Enquanto escasseiam alimentos nas prateleiras dos supermercados, devido a paralisação na estrada pelos caminhoneiros, desaparecem a paciência e a tolerância. Não sei se isso acontece com todo mundo, mas parece que quando a coisa está ruim, sempre pode piorar ainda mais.
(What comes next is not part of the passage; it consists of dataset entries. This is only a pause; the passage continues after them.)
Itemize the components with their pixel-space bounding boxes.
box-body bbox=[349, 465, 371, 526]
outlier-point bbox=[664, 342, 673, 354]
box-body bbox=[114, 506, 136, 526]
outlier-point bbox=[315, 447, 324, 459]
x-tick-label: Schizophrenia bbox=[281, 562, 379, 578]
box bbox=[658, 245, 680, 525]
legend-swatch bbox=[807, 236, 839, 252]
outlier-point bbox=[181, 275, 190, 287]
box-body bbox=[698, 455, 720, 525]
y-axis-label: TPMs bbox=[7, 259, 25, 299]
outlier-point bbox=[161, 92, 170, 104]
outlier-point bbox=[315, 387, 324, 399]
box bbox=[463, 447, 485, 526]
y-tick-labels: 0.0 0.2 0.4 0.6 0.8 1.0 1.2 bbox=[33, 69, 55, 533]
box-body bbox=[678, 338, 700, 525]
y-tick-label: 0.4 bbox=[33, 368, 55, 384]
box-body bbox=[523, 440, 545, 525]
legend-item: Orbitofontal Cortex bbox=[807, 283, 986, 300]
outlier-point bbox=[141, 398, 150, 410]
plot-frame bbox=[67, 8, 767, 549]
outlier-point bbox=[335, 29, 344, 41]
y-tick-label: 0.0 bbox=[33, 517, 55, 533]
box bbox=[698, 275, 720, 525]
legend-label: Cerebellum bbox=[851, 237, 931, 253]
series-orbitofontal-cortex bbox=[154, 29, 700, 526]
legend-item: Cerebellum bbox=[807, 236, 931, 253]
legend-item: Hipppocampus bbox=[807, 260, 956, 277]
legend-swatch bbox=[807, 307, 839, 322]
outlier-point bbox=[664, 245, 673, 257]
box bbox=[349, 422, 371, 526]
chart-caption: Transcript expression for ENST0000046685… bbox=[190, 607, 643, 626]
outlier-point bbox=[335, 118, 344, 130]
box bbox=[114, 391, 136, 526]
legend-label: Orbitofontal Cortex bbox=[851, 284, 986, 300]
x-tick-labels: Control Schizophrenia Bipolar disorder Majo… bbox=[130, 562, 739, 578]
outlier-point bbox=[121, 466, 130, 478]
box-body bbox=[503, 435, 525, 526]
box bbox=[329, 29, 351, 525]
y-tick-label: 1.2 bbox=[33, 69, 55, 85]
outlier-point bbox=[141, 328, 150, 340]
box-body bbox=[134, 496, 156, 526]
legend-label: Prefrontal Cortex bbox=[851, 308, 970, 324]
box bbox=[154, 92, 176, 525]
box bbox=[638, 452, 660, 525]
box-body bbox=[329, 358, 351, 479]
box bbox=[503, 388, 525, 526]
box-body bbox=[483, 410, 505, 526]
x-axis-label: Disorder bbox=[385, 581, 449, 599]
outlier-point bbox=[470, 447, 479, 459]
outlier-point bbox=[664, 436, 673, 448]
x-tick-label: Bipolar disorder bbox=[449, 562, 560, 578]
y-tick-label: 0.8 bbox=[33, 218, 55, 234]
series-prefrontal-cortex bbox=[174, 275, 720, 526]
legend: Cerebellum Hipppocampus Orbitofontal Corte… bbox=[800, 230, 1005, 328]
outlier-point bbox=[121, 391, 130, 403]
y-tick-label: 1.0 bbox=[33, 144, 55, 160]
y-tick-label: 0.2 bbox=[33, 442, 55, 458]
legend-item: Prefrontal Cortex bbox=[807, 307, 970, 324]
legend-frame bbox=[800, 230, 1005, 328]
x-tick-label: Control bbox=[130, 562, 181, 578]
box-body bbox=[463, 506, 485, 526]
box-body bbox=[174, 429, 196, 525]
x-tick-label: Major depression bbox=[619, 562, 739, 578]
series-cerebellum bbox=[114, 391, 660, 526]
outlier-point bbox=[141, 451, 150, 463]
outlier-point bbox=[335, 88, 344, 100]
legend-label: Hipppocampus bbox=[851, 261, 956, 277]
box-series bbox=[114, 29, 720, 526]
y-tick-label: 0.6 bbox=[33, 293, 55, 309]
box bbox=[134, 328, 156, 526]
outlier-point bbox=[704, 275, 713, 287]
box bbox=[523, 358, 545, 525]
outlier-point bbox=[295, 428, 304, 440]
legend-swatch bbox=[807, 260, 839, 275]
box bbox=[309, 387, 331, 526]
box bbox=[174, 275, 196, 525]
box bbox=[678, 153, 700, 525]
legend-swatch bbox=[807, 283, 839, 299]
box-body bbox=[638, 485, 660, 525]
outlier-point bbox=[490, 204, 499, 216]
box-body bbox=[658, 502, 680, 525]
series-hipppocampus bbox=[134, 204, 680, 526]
Deveríamos ter a nossa máquina do tempo ou uma rota de fuga em algum lugar da casa ou da clínica. Em caso de "incêndio" use esta saída! E cairíamos dentro de nossa casa na infância, à mesa de refeições com os pais e irmãos. Conversando sobre o dia, fazendo tarefas ou simplesmente tramando a próxima brincadeira. Que saudade das preoucupações levianas, quando fazíamos o maior drama na chegada das provas e queríamos tirar notas boas para que pais e professores se orgulhassem e ficassem felizes com nosso desempenho. Parecia que tudo tirávamos de "letra". Minha mãe, que na sua simplicidade, de quem havia sido criada apenas para essa vocação maior, ensinava a tabuada como se fosse o melhor matemático do mundo. Nos finais de tarde nos dava banho para esperar meu pai de braços abertos no final do expediente, que chegava cansado, mas sempre com o sorriso no rosto. Meus vizinhos, que eram todos amigos de verdade, arquitetos de sonhos,como eu, faziam planos para o futuro, mas no final das contas, o que valia era estar juntos eternamente.
O tempo passou e os problemas que eram de nossos pais hoje são nossos. Tentar dar o melhor sem saber se estamos realmente fazendo o melhor pelos nossos filhos. Cuidar do trabalho, da harmonia da casa, zelar pelas boas relações e ainda sonhar. Como é difícil!
Meus pais esqueceram de me avisar que crescer e assumir responsabilidades era parar de sonhar. Hoje tento entender e aprender com meu filho essa nova fase da vida. O trabalho suga o nosso melhor porque temos que dar o máximo. E lidar com doenças 24 h acaba adoecendo a nossa alma e por vezes, ficamos
estáticos à frente de pequenos problemas,tais como, uma lâmpada queimada, o motor da piscina que morreu, o telhado que tem goteiras e as fofocas e desconfianças do cotidiano.
Chico tinha razão. Tem dias que a gente se sente partindo ou morrendo, ou desistimos ou damos asas à imaginação e procuramos nossa rota de fuga. Cadê a saída de "incêndio"?